Przewodowski, however, was received as a hero by the population in Itaqui, who built a theater in his honor, the Theatro Prezewodowski. Construction began in 1883, when the foundation stone was laid by the eponymous Sociedade Anônima Estanislau Prezewodowski, making the theater one of the oldest in Latin America. The name reflects an alternate spelling of his name, "Estanislau Prezewodowski". The theater was put up for auction in 1942, but reopened in 1992. He himself, however, soon moved to Jaguarão, and was reformed as a frigate captain by the Imperial Navy.

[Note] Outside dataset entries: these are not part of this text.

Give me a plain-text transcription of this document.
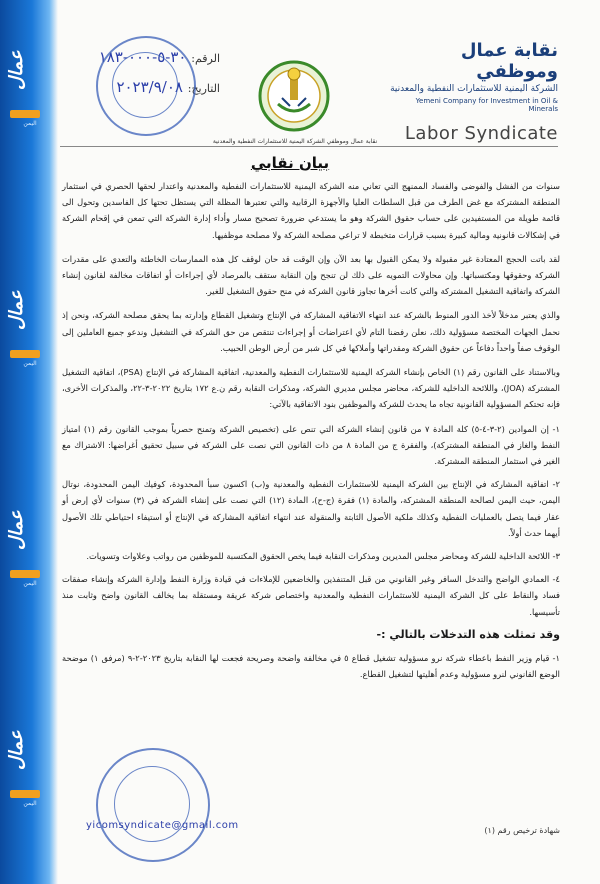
ﻋﻤﺎﻝ
ﺍﻟﻴﻤﻦ
ﻋﻤﺎﻝ
ﺍﻟﻴﻤﻦ
ﻋﻤﺎﻝ
ﺍﻟﻴﻤﻦ
ﻋﻤﺎﻝ
ﺍﻟﻴﻤﻦ
نقابة عمال وموظفي
الشركة اليمنية للاستثمارات النفطية والمعدنية
Yemeni Company for Investment in Oil & Minerals
Labor Syndicate
نقابة عمال وموظفي الشركة اليمنية للاستثمارات النفطية والمعدنية
الرقم: ٣٠-٥-٠٠٠-١٨٣
التاريخ: ٢٠٢٣/٩/٠٨
بيان نقابي

سنوات من الفشل والفوضى والفساد الممنهج التي تعاني منه الشركة اليمنية للاستثمارات النفطية والمعدنية واعتدار لحقها الحصري في استثمار المنطقة المشتركة مع غض الطرف من قبل السلطات العليا والأجهزة الرقابية والتي تعتبرها المظلة التي يستظل تحتها كل الفاسدين وتحول الى قائمة طويلة من المستفيدين على حساب حقوق الشركة وهو ما يستدعي ضرورة تصحيح مسار وأداء إدارة الشركة التي تمعن في إقحام الشركة في إشكالات قانونية ومالية كبيرة بسبب قرارات متخبطة لا تراعي مصلحة الشركة ولا مصلحة موظفيها.

لقد باتت الحجج المعتادة غير مقبولة ولا يمكن القبول بها بعد الآن وإن الوقت قد حان لوقف كل هذه الممارسات الخاطئة والتعدي على مقدرات الشركة وحقوقها ومكتسباتها. وإن محاولات التمويه على ذلك لن تنجح وإن النقابة ستقف بالمرصاد لأي إجراءات أو اتفاقات مخالفة لقانون إنشاء الشركة واتفاقية التشغيل المشتركة والتي كانت أخرها تجاوز قانون الشركة في منح حقوق التشغيل للغير.

والذي يعتبر مدخلاً لأخذ الدور المنوط بالشركة عند انتهاء الاتفاقية المشاركة في الإنتاج وتشغيل القطاع وإدارته بما يحقق مصلحة الشركة، ونحن إذ نحمل الجهات المختصة مسؤولية ذلك، نعلن رفضنا التام لأي اعتراضات أو إجراءات تنتقص من حق الشركة في التشغيل وندعو جميع العاملين إلى الوقوف صفاً واحداً دفاعاً عن حقوق الشركة ومقدراتها وأملاكها في كل شبر من أرض الوطن الحبيب.

وبالاستناد على القانون رقم (١) الخاص بإنشاء الشركة اليمنية للاستثمارات النفطية والمعدنية، اتفاقية المشاركة في الإنتاج (PSA)، اتفاقية التشغيل المشتركة (JOA)، واللائحة الداخلية للشركة، محاضر مجلس مديري الشركة، ومذكرات النقابة رقم ن.ع ١٧٢ بتاريخ ٢٠٢٢-٣-٢٢، والمذكرات الأخرى، فإنه تحتكم المسؤولية القانونية تجاه ما يحدث للشركة والموظفين بنود الاتفاقية بالآتي:

١- إن الموادين (٢-٣-٤-٥) كلة المادة ٧ من قانون إنشاء الشركة التي تنص على (تخصيص الشركة وتمنح حصرياً بموجب القانون رقم (١) امتياز النفط والغاز في المنطقة المشتركة)، والفقرة ج من المادة ٨ من ذات القانون التي نصت على الشركة في سبيل تحقيق أغراضها: الاشتراك مع الغير في استثمار المنطقة المشتركة.
٢- اتفاقية المشاركة في الإنتاج بين الشركة اليمنية للاستثمارات النفطية والمعدنية و(ب) اكسون سبأ المحدودة، كوفيك اليمن المحدودة، نوتال اليمن، حيث اليمن لصالحة المنطقة المشتركة، والمادة (١) فقرة (ج-ح)، المادة (١٢) التي نصت على إنشاء الشركة في (٣) سنوات لأي إرض أو عقار فيما يتصل بالعمليات النفطية وكذلك ملكية الأصول الثابتة والمنقولة عند انتهاء اتفاقية المشاركة في الإنتاج أو استيفاء احتياطي تلك الأصول أيهما حدث أولاً.
٣- اللائحة الداخلية للشركة ومحاضر مجلس المديرين ومذكرات النقابة فيما يخص الحقوق المكتسبة للموظفين من رواتب وعلاوات وتسويات.
٤- العمادي الواضح والتدخل السافر وغير القانوني من قبل المتنفذين والخاضعين للإملاءات في قيادة وزارة النفط وإدارة الشركة وإنشاء صفقات فساد والنقاط على كل الشركة اليمنية للاستثمارات النفطية والمعدنية واختصاص شركة عريقة ومستقلة بما يخالف القانون واضح وثابت منذ تأسيسها.
وقد تمثلت هذه التدخلات بالتالي :-
١- قيام وزير النفط باعطاء شركة نرو مسؤولية تشغيل قطاع ٥ في مخالفة واضحة وصريحة فجعت لها النقابة بتاريخ ٢٠٢٣-٢-٩ (مرفق ١) موضحة الوضع القانوني لنرو مسؤولية وعدم أهليتها لتشغيل القطاع.
yicomsyndicate@gmail.com	شهادة ترخيص رقم (١)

Przewodowski completed an engineering course in 1876, and was successful as an engineer, being appointed chief engineer for the demarcation and colonization missions of the Rio Pardo and Jequitinhonha valleys. In 1889, he published A barra do Rio Grande do Sul, causes of obstruction and its removal (1889), co-written with Collatino Marques de Souza Filho. He was managing director of Companhia Norte Mineira, dedicated to colonization, agricultural industry and commerce in northern Minas Gerais, Espírito Santo and southern Bahia. It was incorporated by Banco Regional do Brasil in 1891. Przewodowski was also manager of the Bahia Navigation Company from 1894 to 1900, and a founding and effective partner of the Geographical and Historical Institute of Bahia in 1894.

On 12 June 1895, when he married Felicidade Perpétua Cardozo Pereira de Mello, niece of the Baron of São Marcos, the local population of Jaguarão held a soirée in which he was honored for "the noble and patriotic attitude he had taken in the Alvear Conflict". He had five children with his wife. He died in Salvador on 25 August 1903.